Adding more about the programme, Dr Bajracharya elaborated, “MSESSD is a research and field based programme in semester system with four semesters. The students have to do research and field works. For that we have collaborated with two government agencies — Alternative Energy Promotion Centre (AEPC) and Association of District Development Committees (ADDCN). The students get to involve directly with locals and deal with the energy related problems along with finding solutions to them. They learn to implement projects in community basis.”
Need for MSESSD
Nothing is possible without energy. According to Dr Bajracharya, energy can be categorised in two types — commercial energy and renewable energy, where Nepal is facing difficulties due to its dependency on commercial energy like petroleum products.
He expressed, “The production of commercial energy is decreasing and world is also concerned about this fact and is looking for its alternative. And renewable energy is the best solution that is necessary for society’s sustainable development.”
Meanwhile, Pratiksha Shrestha, MSESSD Ist Semester student stated, “I have completed my Bachelor’s level from Architectural Engineering and after 10 years I have joined this Master’s level course as there is limited choice for doing Master’s in our country. I chose this subject as it is a new course with multi- disciplinary approach towards sustainability, social studies and engineering. With the knowledge gained, I will be more confident to explain and aware people about sustainable housing, which definitely will help me enhance my career.”
Another student Mimang Hang Kirat was curious about the course and “while in field work for an NGO, I realised the need of sustainable development”. That is why he joined MSESSD. With the MSESSD degree, he feels, “I will be able to work in the field even better.”
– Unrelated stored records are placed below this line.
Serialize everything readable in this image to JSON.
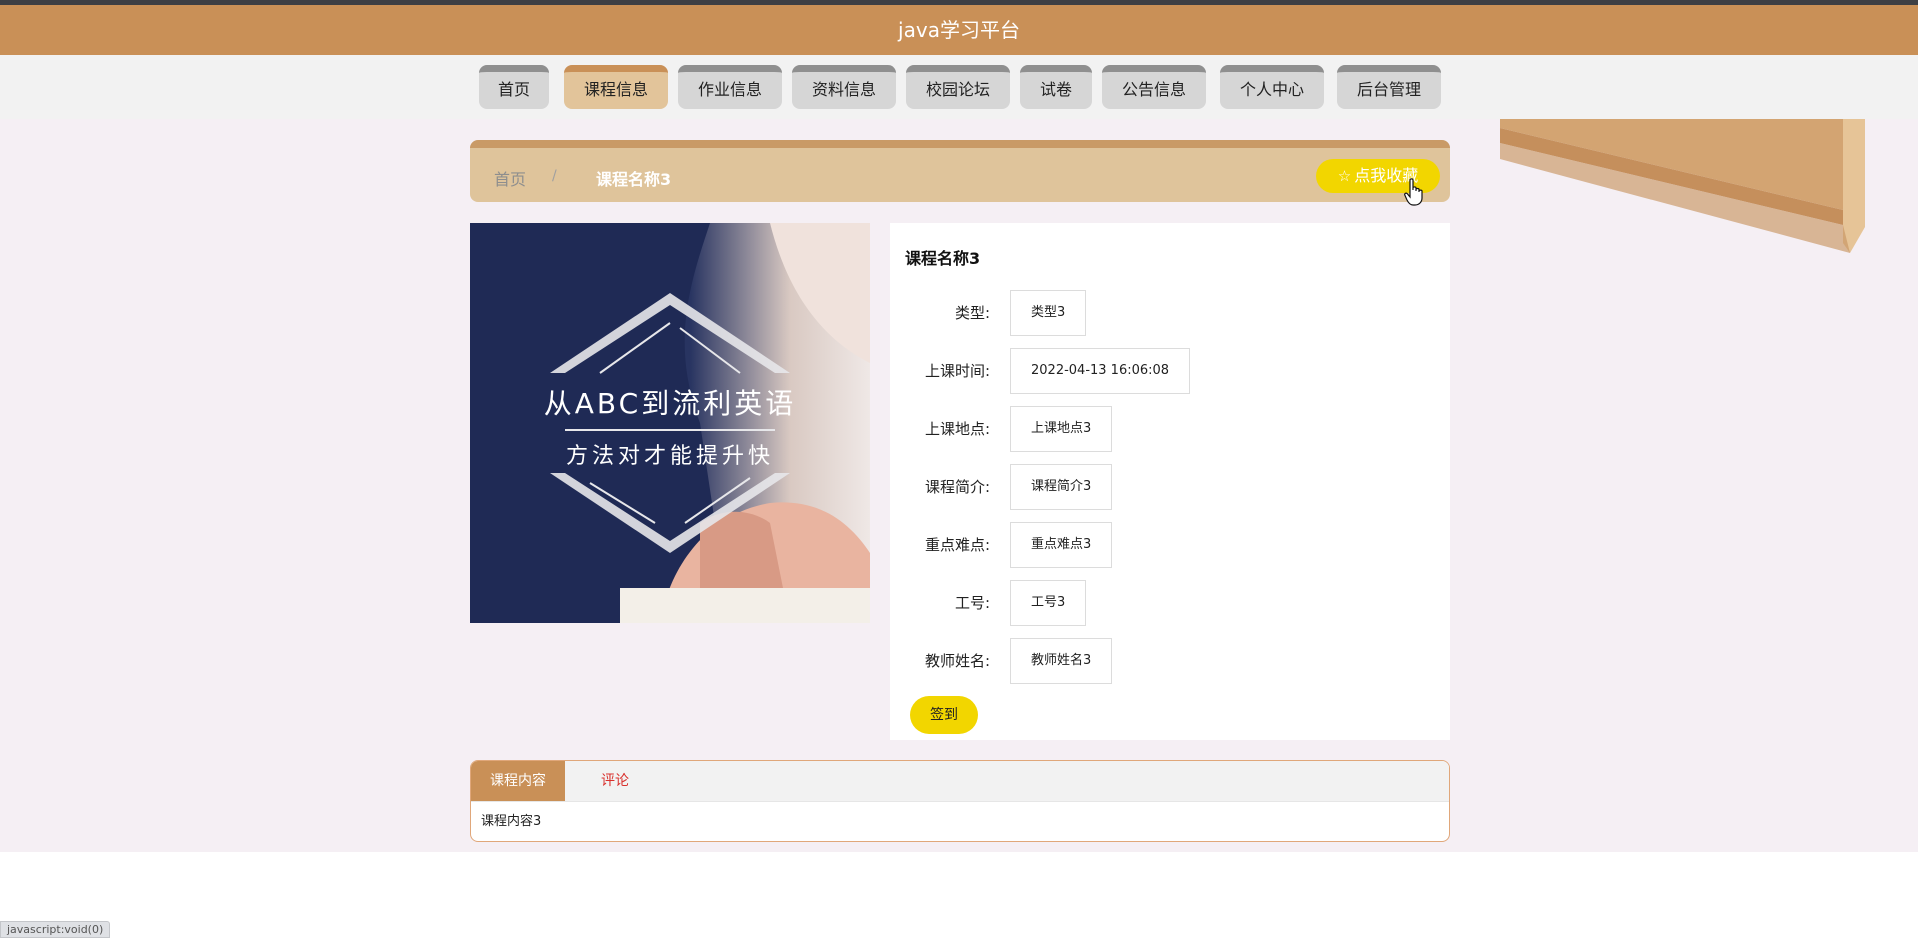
{
  "header": {
    "title": "java学习平台"
  },
  "nav": [
    {
      "label": "首页",
      "active": false
    },
    {
      "label": "课程信息",
      "active": true
    },
    {
      "label": "作业信息",
      "active": false
    },
    {
      "label": "资料信息",
      "active": false
    },
    {
      "label": "校园论坛",
      "active": false
    },
    {
      "label": "试卷",
      "active": false
    },
    {
      "label": "公告信息",
      "active": false
    },
    {
      "label": "个人中心",
      "active": false
    },
    {
      "label": "后台管理",
      "active": false
    }
  ],
  "breadcrumb": {
    "home": "首页",
    "separator": "/",
    "current": "课程名称3"
  },
  "favorite_button": {
    "label": "点我收藏",
    "icon": "star-outline-icon"
  },
  "course_image": {
    "line1": "从ABC到流利英语",
    "line2": "方法对才能提升快"
  },
  "detail": {
    "title": "课程名称3",
    "fields": [
      {
        "label": "类型:",
        "value": "类型3"
      },
      {
        "label": "上课时间:",
        "value": "2022-04-13 16:06:08"
      },
      {
        "label": "上课地点:",
        "value": "上课地点3"
      },
      {
        "label": "课程简介:",
        "value": "课程简介3"
      },
      {
        "label": "重点难点:",
        "value": "重点难点3"
      },
      {
        "label": "工号:",
        "value": "工号3"
      },
      {
        "label": "教师姓名:",
        "value": "教师姓名3"
      }
    ],
    "signin_label": "签到"
  },
  "tabs": {
    "items": [
      {
        "label": "课程内容"
      },
      {
        "label": "评论"
      }
    ],
    "content": "课程内容3"
  },
  "status_bar": {
    "text": "javascript:void(0)"
  },
  "colors": {
    "header_bg": "#c99057",
    "accent_yellow": "#f2d600",
    "comment_red": "#d9302c"
  }
}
According to Dr Bajracharya, students can opt for higher level studies abroad after the completion of their Master’s level. They can also work as entrepreneurs, researchers, government officers and more.
MSESSD, financed by NORAD’s Energy and Petroleum Programme with budget $1.1 million, has been implemented for November 2015 to October 2019 duration. The students pursuing this course will get their tuition fee back as scholarship if they pass in all the semesters as per Dr Bajracharya.
Time management for the students seem to be the challenge in current scenario as most of the students are already professionals and as the class is set from 12:00 pm to 5:00 pm. Those who are already working are having difficulties to manage time for their classes.
Nonetheless, the students are optimistic like Shrestha, who shared, “Managing time is a challenge for me but I am determined to complete my Master’s level.”